長い紐をチビちゃんの目の前に置いて、パタパタ左右前後に動かせば、反射的に紐を追いかけて来るので簡単に捕まえることが出来ました。

「しょうがないなー、お前は。」と言いながらチビちゃんが好きな缶詰のエサをあげたものでした。
Xはこのときには、チビちゃんが可愛くて堪らなくなっていたのです。
ある夜、レポートを書こうと思って机に向かい(一応学生だったので勉強はしました^^)、レポート用紙を広げると、これは不思議なことにネコに共通して言える行動なのですが、チビちゃんはひょいと机の上に飛び乗り、レポート用紙の上にペタンと座り、毛づくろいを始めてしまいました。
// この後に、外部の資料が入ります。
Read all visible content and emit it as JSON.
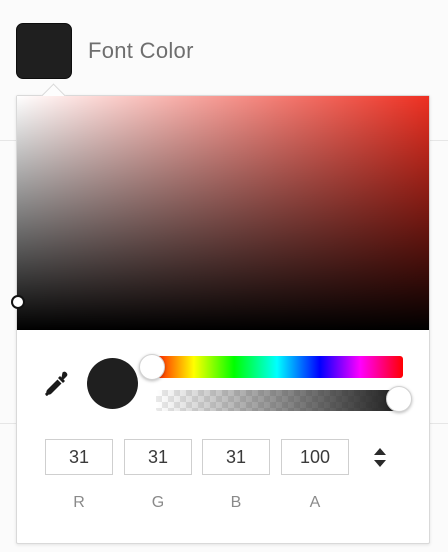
{
  "field": {
    "label": "Font Color"
  },
  "picker": {
    "hue_color": "#ee3022",
    "current_color": "#1f1f1f",
    "hue": 0,
    "saturation": 0,
    "brightness": 0.12,
    "alpha_percent": 100,
    "eyedropper_icon": "eyedropper-icon",
    "format_toggle_icon": "up-down-arrows-icon"
  },
  "channels": [
    {
      "label": "R",
      "value": "31"
    },
    {
      "label": "G",
      "value": "31"
    },
    {
      "label": "B",
      "value": "31"
    },
    {
      "label": "A",
      "value": "100"
    }
  ]
}
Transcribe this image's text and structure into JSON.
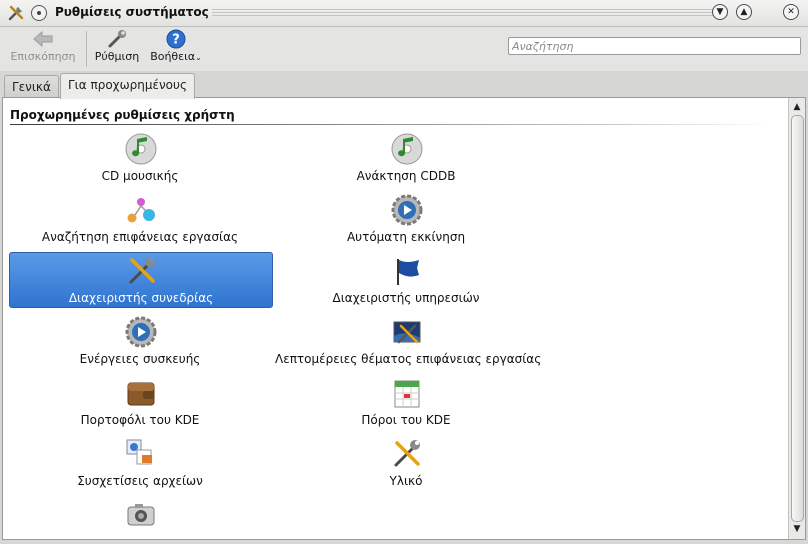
{
  "window": {
    "title": "Ρυθμίσεις συστήματος",
    "app_icon": "tools-icon",
    "controls": [
      "minimize-icon",
      "maximize-icon",
      "close-icon"
    ]
  },
  "toolbar": {
    "overview_label": "Επισκόπηση",
    "configure_label": "Ρύθμιση",
    "help_label": "Βοήθεια",
    "search_placeholder": "Αναζήτηση"
  },
  "tabs": [
    {
      "label": "Γενικά",
      "active": false
    },
    {
      "label": "Για προχωρημένους",
      "active": true
    }
  ],
  "section": {
    "title": "Προχωρημένες ρυθμίσεις χρήστη"
  },
  "items": [
    {
      "label": "CD μουσικής",
      "icon": "audio-cd-icon"
    },
    {
      "label": "Ανάκτηση CDDB",
      "icon": "cddb-icon"
    },
    {
      "label": "Αναζήτηση επιφάνειας εργασίας",
      "icon": "desktop-search-icon"
    },
    {
      "label": "Αυτόματη εκκίνηση",
      "icon": "autostart-icon"
    },
    {
      "label": "Διαχειριστής συνεδρίας",
      "icon": "session-manager-icon",
      "selected": true
    },
    {
      "label": "Διαχειριστής υπηρεσιών",
      "icon": "service-manager-icon"
    },
    {
      "label": "Ενέργειες συσκευής",
      "icon": "device-actions-icon"
    },
    {
      "label": "Λεπτομέρειες θέματος επιφάνειας εργασίας",
      "icon": "desktop-theme-icon"
    },
    {
      "label": "Πορτοφόλι του KDE",
      "icon": "kde-wallet-icon"
    },
    {
      "label": "Πόροι του KDE",
      "icon": "kde-resources-icon"
    },
    {
      "label": "Συσχετίσεις αρχείων",
      "icon": "file-associations-icon"
    },
    {
      "label": "Υλικό",
      "icon": "hardware-icon"
    },
    {
      "label": "",
      "icon": "camera-icon"
    }
  ],
  "colors": {
    "selection": "#3b82d8",
    "content_bg": "#ffffff",
    "chrome_bg": "#d6d6d4"
  }
}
「あれあれ、これじゃレポートが書けないやんかー。」と、チビちゃんを持ち上げて、「こっちにいなさい。」と言ってXの膝の上に乗せました。

レポートを書いてる間、チビちゃんは膝の上でスヤスヤ熟睡しておりました。
友人が大勢遊びに来たときも、チビちゃんは物怖じせずに部屋に来て、みんなのアイドルになったものです。

そんなこんなで何ヶ月が過ぎた頃、Xは友人3人と蓼科へ旅行に行くことになったのです。
旅行に行くのはいいのですが、Xが不在の間のチビちゃんがちょっと気になります。
「お隣さんもいるし、まあ大丈夫だろう。」と無理やり自分を安心させて、待ち合わせ場所の都内に行き、そこから車で蓼科に向かいました。

実はアパートを出るときもチビちゃんのことが気になって、多少後ろ髪を引かれる思いもあったのです。
でも帰ってくればまた元気な姿を見せてくれるだろうと考えておりました。

すると駅に向かう道の途中で偶然チビちゃんに会ったのです。
大きなバッグを抱え「行ってくるよ!」と声をかけると、チビちゃんは何も言わず、こっちを見ていました。

蓼科への旅行というのは、今だから書けますが一種の不倫旅行のようなもので、お互いに彼女がいる男の友人と、他の女の子2人、都合4人で出かけた破廉恥な(古い言葉~^^;)旅だったのです。
そして夜になると本命の彼女に電話したりして、今思えば勝手放題を尽くしてました。

そんなスリルも感じながら楽しい時間を過ごした二日目の昼頃でした。車で移動している途中の道で、ネコが車に轢かれて死んでいるのを見かけたのです。
一瞬、体の模様がチビちゃんに似てるように感じました。
「あれ?」と通り過ぎてから思ったのですが、アパートから何十キロも離れたこんなところに
チビちゃんがいる筈もありません。
「まさかね。」

Xは友人の運転する車を止めることもなく、そのまま旅行を続けたのでした。
アパートに帰れば、きっと真っ先にチビちゃんが姿を見せるだろうと考えながら。





結局、チビちゃんはそれから二度と現れませんでした。
お隣さんが「チビ!」と呼ぶ声も一度も聞こえなかったのです。

Xが旅行に行っている間に、Xに見切りをつけてどこか別の家になついたのでしょうか。
あれから二十年以上経ってるのに心残りで仕方がありません。
あのとき車を止めて確認しておけば良かったと、後悔の念が消えません。

もしあのときのネコが本当にチビちゃんだったら?
そんなことはあり得ないという思いと、もしかしたらという思いが交錯して落ち着きません。

実際にはあり得ないことを気にして何十年も過ごしてきたXがどうかしているんでしょうか。
チビちゃんは、きっとどこかで元気に暮らし、天寿を全うしたと考えるべきなのでしょう。
いえ、そう考えたいというのが本音です。

今でも決して心から消えることのないネコの思い出でした。